Le Smart Home : la déferlante des box énergie

Dans les années 90, la domotique fut annoncée comme une véritable révolution : l’ampleur des promesses n’eut d’égale que la déception des consommateurs. Mais l'exacerbation des préoccupations environnementales et l'émergence d'une nouvelle génération du réseau électrique – le smart grid – ont donné naissance au déploiement grand public de services aux particuliers autour du concept de smart home. En effet, alors que la plupart des fournisseurs de gaz et d’électricité se livrent une bataille sans merci autour des prix, certains énergéticiens développent des offres dédiées au smart home et témoignent ainsi de leur volonté de se différencier sur un marché concurrentiel où le produit commercialisé – l’énergie – est banalisé. Unifiant les technologies de la télécommunication, de l'informatique et de l'énergie, le smart home accélère la convergence intersectorielle et permet aux habitants de maîtriser leur consommation énergétique et d’interagir avec leurs équipements.

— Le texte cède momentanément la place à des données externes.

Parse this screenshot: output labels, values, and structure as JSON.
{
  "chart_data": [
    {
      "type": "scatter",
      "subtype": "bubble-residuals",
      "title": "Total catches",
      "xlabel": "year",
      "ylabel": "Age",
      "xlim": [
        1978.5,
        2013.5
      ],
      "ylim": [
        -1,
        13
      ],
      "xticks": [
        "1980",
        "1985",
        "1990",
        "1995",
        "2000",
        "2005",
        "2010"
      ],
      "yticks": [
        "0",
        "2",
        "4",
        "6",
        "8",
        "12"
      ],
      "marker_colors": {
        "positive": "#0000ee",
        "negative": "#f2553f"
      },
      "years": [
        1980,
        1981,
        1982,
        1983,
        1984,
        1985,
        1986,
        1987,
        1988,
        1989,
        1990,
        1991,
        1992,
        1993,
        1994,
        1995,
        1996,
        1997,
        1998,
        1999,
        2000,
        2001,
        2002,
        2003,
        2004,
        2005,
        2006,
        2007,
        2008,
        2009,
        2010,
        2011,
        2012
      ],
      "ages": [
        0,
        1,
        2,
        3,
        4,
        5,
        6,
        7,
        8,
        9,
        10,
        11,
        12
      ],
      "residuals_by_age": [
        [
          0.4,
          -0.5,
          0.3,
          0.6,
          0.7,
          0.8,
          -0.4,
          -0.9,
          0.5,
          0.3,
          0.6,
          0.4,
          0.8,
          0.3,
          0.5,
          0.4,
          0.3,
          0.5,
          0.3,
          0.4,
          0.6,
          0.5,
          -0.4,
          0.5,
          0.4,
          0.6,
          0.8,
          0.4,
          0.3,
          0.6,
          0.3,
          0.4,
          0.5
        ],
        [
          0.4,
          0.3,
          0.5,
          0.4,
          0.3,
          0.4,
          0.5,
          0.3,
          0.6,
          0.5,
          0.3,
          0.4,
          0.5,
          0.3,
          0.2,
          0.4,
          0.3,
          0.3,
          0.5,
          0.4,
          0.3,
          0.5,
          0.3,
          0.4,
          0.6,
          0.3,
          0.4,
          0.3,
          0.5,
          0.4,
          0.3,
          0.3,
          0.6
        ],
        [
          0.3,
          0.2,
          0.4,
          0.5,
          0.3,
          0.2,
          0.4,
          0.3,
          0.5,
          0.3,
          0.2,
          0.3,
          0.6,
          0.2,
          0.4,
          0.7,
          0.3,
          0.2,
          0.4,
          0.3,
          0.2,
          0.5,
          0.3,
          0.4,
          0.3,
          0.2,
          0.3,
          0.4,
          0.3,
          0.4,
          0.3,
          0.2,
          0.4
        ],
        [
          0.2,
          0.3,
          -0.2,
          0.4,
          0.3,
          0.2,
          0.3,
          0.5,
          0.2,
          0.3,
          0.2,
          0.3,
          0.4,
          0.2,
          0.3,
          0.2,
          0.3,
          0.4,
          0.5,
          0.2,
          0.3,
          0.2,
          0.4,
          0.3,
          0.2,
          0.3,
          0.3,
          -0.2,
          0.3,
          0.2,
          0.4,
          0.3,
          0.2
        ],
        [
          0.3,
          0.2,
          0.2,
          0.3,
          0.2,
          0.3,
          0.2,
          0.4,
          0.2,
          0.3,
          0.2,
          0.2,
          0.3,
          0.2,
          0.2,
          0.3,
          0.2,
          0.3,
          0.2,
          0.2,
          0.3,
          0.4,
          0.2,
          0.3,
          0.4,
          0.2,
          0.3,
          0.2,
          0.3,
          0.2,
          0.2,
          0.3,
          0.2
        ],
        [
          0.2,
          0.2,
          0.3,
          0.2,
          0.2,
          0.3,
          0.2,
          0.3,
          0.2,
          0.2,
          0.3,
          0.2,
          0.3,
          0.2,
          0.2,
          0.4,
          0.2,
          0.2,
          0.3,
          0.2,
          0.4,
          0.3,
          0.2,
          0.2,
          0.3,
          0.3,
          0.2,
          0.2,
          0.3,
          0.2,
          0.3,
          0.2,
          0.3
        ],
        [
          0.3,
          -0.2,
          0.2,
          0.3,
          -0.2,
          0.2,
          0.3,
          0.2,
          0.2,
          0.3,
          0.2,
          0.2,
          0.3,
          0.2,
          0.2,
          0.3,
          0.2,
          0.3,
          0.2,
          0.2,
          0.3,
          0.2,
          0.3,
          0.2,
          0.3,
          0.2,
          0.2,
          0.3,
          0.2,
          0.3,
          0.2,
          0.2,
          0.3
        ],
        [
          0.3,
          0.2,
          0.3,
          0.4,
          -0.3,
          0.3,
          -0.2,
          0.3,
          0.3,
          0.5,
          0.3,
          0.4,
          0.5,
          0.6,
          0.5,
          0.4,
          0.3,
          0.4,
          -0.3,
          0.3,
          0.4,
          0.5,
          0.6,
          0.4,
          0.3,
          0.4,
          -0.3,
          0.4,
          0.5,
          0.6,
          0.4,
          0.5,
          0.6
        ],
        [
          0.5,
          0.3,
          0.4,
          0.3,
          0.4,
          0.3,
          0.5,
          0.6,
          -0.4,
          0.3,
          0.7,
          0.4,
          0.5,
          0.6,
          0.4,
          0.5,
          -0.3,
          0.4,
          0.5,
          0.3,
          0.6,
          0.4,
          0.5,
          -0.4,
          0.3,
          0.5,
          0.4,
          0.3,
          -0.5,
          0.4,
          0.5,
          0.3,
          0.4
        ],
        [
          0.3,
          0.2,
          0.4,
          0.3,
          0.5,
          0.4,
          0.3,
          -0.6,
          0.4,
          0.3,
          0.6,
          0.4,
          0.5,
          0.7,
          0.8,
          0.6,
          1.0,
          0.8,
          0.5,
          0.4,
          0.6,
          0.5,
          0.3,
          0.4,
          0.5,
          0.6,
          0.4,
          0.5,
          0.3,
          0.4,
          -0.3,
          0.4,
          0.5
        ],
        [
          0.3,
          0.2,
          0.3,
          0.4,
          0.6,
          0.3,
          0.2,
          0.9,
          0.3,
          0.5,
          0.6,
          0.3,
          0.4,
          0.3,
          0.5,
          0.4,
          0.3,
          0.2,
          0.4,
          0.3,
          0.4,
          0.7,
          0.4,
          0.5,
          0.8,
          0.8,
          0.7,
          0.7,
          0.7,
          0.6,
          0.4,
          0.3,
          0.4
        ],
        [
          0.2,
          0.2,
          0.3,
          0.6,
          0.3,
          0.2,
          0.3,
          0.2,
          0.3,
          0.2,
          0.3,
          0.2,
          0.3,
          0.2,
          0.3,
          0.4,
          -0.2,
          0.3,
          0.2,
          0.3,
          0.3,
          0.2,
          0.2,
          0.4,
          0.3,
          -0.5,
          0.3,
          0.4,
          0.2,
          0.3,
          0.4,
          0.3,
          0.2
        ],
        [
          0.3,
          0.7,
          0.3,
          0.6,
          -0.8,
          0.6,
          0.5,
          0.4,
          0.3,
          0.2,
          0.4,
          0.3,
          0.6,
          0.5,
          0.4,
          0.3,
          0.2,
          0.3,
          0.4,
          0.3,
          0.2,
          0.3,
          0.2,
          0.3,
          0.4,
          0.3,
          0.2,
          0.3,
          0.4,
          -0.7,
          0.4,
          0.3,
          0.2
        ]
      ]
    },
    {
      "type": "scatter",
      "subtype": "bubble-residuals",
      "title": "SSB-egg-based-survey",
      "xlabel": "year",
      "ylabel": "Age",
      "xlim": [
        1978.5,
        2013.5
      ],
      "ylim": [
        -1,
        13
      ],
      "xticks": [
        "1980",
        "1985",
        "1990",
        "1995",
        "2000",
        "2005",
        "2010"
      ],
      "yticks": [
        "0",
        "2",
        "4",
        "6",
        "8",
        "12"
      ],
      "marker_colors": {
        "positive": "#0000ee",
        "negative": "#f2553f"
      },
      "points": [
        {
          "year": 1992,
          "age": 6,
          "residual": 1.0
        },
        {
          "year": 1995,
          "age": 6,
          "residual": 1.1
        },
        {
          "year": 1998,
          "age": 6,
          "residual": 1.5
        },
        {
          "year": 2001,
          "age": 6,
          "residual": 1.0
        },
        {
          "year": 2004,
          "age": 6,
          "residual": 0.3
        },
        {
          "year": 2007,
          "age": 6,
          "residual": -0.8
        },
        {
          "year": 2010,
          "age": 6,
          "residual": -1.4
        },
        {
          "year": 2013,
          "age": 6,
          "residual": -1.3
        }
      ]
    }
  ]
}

Cependant ces nouvelles offres de smart home, principalement déclinées sous forme de "box énergie", permettent-elles véritablement de répondre aux préoccupations écologiques et budgétaires des consommateurs ? Quelles sont les promesses qui suscitent réellement l'adhésion des utilisateurs ? Et ces promesses sont-elles profitables pour les sociétés de services aux particuliers ?

Le schéma ci-dessous représente un exemple de fonctionnement d'une box énergie installée chez un client :


D’un point de vue fonctionnel, la plupart de ces box offrent aux consommateurs la possibilité de suivre avec précision la consommation énergétique du foyer et de certains équipements en particulier (consommation électrique le plus souvent, mais aussi consommation de gaz naturel ou d’eau). Elles exploitent tous les terminaux – télévision, ordinateur, smartphone, tablette, etc. – pour restituer l’information et permettre, à l’instar de la domotique, le contrôle de certains équipements comme le chauffage, l’éclairage ou la climatisation.

Des acteurs issus d’horizons très divers

En impliquant différentes technologies dans son développement, le smart home suscite l’intérêt de nombreux grands groupes et start-up, qu’ils soient fournisseurs d’énergie, équipementiers électriques, opérateurs télécom ou encore spécialistes des NTIC et de la domotique. Il représente un relais de croissance et de différenciation mais reste néanmoins difficile à valoriser comme en témoignent par exemple les récents échecs de deux logiciels spécialisés dans le suivi de la consommation électrique : Google PowerMeter et Microsoft Hohm. Ayant fait face à un rapide désintérêt des consommateurs, les deux géants de l’informatique – Google et Microsoft – ont renoncé à développer davantage leurs solutions de maîtrise de l’énergie. Ces dernières ont été tout simplement abandonnées depuis 2011 et ne sont aujourd’hui plus utilisables.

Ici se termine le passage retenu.